Vertigo and dizziness may not seem like issues that could be helped by physiotherapy, but it has been shown that certain physiotherapy exercises can help people suffering from frequent spells of vertigo or dizziness. This is known as Vestibular Rehabilitation Therapy, and to understand how it works, we first need to understand what that means. The vestibular system is made up of the parts of the inner-ear and brain that control balance. Therefore, damage to this system can lead to dizziness, difficulty balancing, and vision problems. If the damage to the system is permanent, the body can be retrained to compensate for the damage.

Treatment

Vestibular Rehabilitation Therapy is comprised of three main types of exercise: habituation, gaze stabilisation, and balance exercises.

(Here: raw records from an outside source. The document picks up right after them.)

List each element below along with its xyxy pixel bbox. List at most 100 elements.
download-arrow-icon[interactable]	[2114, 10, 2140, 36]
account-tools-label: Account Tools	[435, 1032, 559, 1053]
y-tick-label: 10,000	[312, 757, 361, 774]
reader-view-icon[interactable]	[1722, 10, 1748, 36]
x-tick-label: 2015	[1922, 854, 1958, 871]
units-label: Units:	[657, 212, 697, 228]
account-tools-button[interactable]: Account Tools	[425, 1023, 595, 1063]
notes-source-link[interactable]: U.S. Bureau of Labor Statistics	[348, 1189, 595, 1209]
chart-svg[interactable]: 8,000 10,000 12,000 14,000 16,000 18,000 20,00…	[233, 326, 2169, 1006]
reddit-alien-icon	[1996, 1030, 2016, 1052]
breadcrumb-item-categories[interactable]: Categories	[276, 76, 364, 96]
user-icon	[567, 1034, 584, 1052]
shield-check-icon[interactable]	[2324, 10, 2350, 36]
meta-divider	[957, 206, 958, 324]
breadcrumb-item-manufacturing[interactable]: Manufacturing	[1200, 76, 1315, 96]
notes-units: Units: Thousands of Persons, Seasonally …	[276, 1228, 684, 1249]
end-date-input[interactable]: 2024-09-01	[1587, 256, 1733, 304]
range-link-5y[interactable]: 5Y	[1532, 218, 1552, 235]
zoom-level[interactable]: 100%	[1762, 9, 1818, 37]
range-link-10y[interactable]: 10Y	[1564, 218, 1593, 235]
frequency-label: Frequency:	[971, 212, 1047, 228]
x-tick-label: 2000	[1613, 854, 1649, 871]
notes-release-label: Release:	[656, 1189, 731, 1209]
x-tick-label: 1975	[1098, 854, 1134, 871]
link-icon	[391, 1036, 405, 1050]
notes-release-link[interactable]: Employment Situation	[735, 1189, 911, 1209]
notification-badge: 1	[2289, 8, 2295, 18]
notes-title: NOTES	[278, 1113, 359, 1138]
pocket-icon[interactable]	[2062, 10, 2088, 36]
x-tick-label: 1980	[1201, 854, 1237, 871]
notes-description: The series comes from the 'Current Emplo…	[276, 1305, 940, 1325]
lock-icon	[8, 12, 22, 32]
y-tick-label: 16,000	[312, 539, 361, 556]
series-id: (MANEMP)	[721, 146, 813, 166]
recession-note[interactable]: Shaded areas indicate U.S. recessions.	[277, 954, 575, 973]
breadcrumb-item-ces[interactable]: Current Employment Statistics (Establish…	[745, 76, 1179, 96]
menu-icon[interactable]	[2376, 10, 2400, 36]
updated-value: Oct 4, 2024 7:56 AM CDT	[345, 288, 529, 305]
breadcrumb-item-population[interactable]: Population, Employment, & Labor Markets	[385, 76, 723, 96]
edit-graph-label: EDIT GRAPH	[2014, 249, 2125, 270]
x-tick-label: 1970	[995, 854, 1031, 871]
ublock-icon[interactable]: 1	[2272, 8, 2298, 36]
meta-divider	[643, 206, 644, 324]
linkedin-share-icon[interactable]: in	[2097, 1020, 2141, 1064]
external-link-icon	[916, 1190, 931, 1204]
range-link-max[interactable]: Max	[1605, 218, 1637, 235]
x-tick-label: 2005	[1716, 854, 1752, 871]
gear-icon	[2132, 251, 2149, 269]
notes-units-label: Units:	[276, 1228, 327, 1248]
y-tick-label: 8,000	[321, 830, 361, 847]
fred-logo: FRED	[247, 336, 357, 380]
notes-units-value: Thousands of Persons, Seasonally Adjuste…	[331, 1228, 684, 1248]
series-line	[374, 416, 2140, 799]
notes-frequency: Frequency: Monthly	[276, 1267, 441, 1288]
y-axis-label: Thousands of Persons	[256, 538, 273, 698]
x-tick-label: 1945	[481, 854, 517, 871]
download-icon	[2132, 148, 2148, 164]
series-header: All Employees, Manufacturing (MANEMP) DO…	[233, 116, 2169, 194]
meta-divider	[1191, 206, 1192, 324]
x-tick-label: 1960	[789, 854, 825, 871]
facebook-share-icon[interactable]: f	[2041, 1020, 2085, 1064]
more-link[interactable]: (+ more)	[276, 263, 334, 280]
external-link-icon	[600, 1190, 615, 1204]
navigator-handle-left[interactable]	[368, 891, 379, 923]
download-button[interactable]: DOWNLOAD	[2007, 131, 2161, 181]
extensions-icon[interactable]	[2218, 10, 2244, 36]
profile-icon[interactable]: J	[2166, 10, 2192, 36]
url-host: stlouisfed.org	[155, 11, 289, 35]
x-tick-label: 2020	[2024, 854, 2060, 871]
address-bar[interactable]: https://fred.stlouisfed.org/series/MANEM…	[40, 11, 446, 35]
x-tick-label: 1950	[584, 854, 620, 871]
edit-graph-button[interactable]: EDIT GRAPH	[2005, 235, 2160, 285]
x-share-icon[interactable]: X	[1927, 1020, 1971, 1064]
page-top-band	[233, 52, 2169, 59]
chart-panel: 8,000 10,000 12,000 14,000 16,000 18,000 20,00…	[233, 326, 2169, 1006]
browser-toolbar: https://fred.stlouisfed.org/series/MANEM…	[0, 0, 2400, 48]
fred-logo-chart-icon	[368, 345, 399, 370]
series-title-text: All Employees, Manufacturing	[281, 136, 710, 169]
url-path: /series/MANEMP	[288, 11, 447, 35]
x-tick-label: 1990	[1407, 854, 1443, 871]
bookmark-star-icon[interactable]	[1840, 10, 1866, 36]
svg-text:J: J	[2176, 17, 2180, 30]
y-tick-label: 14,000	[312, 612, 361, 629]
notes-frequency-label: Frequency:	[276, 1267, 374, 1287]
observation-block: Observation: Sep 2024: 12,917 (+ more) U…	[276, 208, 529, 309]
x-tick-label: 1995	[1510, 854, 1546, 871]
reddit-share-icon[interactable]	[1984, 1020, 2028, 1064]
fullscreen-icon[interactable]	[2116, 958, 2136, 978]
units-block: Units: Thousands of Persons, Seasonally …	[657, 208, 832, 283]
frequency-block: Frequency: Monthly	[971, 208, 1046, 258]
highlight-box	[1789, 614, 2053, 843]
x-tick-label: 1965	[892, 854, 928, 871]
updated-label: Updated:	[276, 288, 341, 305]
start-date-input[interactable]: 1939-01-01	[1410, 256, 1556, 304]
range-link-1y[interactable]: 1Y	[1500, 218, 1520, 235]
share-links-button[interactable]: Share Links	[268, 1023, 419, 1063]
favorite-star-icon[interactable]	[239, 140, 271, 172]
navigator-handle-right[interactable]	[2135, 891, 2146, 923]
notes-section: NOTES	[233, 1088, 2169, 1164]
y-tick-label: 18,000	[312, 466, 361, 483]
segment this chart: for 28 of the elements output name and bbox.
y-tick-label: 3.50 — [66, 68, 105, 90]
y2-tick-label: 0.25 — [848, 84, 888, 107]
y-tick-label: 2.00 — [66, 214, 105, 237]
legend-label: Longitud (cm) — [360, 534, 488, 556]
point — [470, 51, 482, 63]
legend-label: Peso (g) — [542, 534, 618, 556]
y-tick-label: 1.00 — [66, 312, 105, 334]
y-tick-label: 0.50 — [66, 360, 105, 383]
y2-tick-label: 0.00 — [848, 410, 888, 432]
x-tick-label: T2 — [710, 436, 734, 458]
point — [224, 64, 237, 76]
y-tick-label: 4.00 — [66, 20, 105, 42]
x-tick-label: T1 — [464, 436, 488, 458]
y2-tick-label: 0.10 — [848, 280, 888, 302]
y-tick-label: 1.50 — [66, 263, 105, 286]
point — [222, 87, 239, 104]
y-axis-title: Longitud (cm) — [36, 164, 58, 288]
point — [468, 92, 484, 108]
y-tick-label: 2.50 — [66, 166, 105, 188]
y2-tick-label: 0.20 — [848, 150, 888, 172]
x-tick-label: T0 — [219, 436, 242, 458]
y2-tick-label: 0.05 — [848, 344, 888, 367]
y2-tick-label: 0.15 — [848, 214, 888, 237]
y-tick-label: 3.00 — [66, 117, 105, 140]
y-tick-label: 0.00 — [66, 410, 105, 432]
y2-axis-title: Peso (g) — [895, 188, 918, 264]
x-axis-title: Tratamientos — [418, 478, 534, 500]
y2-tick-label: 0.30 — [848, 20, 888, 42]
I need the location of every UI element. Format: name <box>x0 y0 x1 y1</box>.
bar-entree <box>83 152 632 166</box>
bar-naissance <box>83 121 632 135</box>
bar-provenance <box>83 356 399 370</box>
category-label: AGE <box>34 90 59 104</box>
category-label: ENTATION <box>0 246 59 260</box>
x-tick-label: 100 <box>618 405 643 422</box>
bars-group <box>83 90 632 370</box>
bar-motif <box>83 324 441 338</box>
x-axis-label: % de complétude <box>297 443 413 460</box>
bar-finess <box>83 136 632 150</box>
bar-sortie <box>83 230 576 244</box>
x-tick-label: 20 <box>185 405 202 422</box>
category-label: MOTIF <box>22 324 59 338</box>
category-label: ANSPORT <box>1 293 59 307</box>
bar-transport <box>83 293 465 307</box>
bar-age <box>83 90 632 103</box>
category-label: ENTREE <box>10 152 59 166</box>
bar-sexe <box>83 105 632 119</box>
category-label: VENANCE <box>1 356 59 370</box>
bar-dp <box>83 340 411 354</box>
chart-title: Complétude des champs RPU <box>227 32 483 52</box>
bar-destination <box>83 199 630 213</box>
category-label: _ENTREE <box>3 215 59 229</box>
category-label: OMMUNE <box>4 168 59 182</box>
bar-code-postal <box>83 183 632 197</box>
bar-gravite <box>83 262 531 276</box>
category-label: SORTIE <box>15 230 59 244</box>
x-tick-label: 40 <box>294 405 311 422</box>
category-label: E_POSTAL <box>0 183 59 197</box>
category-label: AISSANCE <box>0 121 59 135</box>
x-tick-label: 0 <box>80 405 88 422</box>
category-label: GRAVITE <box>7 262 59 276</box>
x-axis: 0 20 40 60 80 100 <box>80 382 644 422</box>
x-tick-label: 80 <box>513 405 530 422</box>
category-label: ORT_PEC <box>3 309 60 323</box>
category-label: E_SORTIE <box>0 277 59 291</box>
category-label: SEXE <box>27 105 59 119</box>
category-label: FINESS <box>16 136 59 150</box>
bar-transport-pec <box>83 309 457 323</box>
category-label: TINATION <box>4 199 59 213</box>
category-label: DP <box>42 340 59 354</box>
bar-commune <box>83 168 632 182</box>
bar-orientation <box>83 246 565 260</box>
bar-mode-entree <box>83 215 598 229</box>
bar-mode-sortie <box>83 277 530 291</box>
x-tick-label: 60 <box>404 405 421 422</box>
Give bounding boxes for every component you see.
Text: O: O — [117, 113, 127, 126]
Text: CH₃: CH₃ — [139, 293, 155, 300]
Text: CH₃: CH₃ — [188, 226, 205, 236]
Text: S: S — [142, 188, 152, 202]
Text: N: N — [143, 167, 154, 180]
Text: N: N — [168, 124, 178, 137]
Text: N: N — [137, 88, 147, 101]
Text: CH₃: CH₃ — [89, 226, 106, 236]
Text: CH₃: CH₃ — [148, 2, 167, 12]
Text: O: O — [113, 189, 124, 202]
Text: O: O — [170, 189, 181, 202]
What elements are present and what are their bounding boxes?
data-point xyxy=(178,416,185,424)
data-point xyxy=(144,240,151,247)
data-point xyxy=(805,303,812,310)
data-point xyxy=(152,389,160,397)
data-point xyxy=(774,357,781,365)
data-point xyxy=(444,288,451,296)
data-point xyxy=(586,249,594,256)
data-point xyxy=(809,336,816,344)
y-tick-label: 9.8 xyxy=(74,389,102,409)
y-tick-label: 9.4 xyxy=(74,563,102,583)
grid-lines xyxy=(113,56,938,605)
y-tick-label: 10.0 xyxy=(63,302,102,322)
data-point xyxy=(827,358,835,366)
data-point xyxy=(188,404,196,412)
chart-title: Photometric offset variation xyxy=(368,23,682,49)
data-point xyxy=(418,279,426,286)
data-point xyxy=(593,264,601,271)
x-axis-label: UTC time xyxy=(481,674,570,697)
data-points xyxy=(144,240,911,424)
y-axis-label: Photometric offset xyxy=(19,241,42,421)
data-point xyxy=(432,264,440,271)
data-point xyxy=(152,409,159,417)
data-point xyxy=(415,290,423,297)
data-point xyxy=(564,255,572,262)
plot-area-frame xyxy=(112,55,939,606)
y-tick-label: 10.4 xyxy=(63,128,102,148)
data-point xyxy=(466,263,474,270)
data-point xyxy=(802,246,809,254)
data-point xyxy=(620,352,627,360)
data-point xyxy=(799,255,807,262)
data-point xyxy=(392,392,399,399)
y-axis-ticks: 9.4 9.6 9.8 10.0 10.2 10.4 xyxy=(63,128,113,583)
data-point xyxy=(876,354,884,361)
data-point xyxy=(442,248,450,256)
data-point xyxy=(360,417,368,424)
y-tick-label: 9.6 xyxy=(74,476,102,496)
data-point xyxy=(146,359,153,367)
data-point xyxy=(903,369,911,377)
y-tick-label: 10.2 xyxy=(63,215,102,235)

Habituation exercises are used to treat people who experience dizziness as a result of damage to their vestibular system. The dizziness can be brought on either as a result of the patient moving or by visual stimuli e.g. watching TV or driving. The exercises aim to reduce the frequency and strength of the dizzy spells over time. This is accomplished by inducing light dizzy spells and gradually increasing the level of exposure, which enables the brain to get used to the stimulus, as well as build its tolerance for dizziness up. 

Gaze stabilisation is used for patients who have difficulty controlling the movements of their eyes, particularly when they are moving their heads. This not only makes it difficult for people to see their surroundings, but can lead to other issues such as headaches. Gaze stabilisation exercises can help people regain more control over their eyes. One of the most common exercises for gaze stabilisation is having the patient focus their eyes on a stationary object in front of them while moving their head from side to side. This helps to separate the movement of the eyes from the movement of the head. Another exercise is for the patient to keep their head still while following an object, such as a pen, from side to side with their eyes. This helps them to move their eyes without having to move their head as well.

Balancing exercises will vary more widely on a case by case basis than habituation or gaze stabilisation exercises. The exercises required will depend on the stimulus that triggers the issue. People may have difficulty balancing when walking outside, inside, on elaborately patterened floors, or around obstacles, to name a few examples. Performing tasks while standing or walking can be a major issue for people who have trouble balancing, as can moving through crowds or being surrounded by people.

These exercises can help people who are struggling with issues such as vertigo, dizziness, focus or balance. Few of the exercises are particularly strenuous, and most will get easier over time, but commitment and determination are necessary to get results. As each case is unique, a physiotherapist will need to examine the patient's case and lay out the appropriate exercises. Some of these can and will need to be done alone, although only under the instructions of a therapist. Improper exercises could exacerbate the problem, and there could be a risk of injury,  particularly for those who have balancing issues.